Cerámica y ladrillo: absorción silenciosa
Los materiales cerámicos, como ladrillos, azulejos y revestimientos, suelen percibirse como resistentes frente a la humedad, pero en realidad pueden absorber agua de forma progresiva y poco visible.
Al ser materiales porosos, permiten que la humedad penetre en su interior, donde actúa lentamente. Con el tiempo, esta absorción provoca eflorescencias, que se manifiestan como manchas blancas de sales en la superficie, así como la aparición de manchas oscuras o verdosas asociadas al moho y a la acumulación de humedad persistente.
Otro problema frecuente es la degradación de los morteros y de las juntas, que pierden cohesión y favorecen el desprendimiento de baldosas o revestimientos cerámicos.
En muchos casos, el origen está en la humedad por capilaridad, que asciende desde el terreno a través de los muros, arrastrando sales minerales que deterioran el material desde el interior hacia el exterior.
Otros materiales afectados por la humedad
Materiales como el yeso y el pladur son especialmente sensibles a la presencia de humedad. Cuando entran en contacto con el agua o con ambientes húmedos de forma continuada, se reblandecen y pierden cohesión, reduciendo drásticamente su resistencia.
Los aislamientos térmicos tampoco son inmunes a la humedad. Cuando se humedecen, pierden gran parte de su capacidad aislante, dejando de cumplir su función principal.
Esto da lugar a la aparición de puentes térmicos, que agravan los problemas de condensación y provocan un mayor intercambio de temperatura con el exterior. Como consecuencia directa, se produce un aumento del consumo energético, ya que la vivienda necesita más calefacción o refrigeración para mantener un nivel de confort adecuado. Detectar y eliminar la humedad es, por tanto, clave para preservar tanto la eficiencia energética como el estado de los materiales.
¿Por qué es clave un diagnóstico profesional?
No todos los daños visibles indican la misma causa.

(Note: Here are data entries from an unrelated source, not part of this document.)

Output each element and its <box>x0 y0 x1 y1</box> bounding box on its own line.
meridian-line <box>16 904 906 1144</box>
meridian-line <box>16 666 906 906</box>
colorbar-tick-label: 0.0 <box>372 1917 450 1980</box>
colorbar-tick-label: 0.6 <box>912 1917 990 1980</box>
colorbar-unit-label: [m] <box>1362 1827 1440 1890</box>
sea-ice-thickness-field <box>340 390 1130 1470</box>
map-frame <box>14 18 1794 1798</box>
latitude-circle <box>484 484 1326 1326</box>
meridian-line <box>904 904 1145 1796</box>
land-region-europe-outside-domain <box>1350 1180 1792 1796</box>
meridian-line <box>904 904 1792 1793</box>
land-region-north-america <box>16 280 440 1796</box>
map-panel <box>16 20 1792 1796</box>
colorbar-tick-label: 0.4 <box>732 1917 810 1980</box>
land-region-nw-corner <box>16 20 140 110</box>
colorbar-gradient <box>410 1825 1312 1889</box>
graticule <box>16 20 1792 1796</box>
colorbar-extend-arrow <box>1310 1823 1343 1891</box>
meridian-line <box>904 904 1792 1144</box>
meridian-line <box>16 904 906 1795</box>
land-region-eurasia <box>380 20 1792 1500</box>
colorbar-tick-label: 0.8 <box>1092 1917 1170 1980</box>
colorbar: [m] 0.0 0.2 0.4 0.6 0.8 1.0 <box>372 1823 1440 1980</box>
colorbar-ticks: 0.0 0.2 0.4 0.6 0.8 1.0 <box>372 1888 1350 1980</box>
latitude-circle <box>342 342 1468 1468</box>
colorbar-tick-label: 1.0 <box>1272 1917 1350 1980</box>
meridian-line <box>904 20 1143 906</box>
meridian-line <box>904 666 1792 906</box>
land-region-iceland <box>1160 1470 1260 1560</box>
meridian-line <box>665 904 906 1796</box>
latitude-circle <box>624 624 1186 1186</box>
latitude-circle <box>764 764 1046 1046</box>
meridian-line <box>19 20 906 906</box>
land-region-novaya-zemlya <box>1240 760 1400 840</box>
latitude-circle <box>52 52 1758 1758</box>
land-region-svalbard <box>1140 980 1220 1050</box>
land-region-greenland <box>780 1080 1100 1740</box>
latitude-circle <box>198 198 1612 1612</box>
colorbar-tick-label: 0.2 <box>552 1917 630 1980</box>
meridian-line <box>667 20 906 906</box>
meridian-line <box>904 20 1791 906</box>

Tratar la humedad sin un estudio técnico previo suele provocar:
- Soluciones temporales
- Reaparición del problema
- Gastos innecesarios
En Hume Ingeniería analizamos:
- El origen real de la humedad
- Los materiales afectados
- El grado de deterioro estructural
- La solución técnica más adecuada y duradera
Conclusión
La humedad afecta de manera distinta a cada material, pero en todos los casos reduce la vida útil del edificio y puede generar problemas estructurales y de salud.
Actuar a tiempo, con un diagnóstico técnico y una solución definitiva, es la mejor inversión para proteger tu vivienda.
Si detectas manchas, olores o deterioro en tus materiales de construcción, no lo dejes pasar. La humedad nunca se va sola.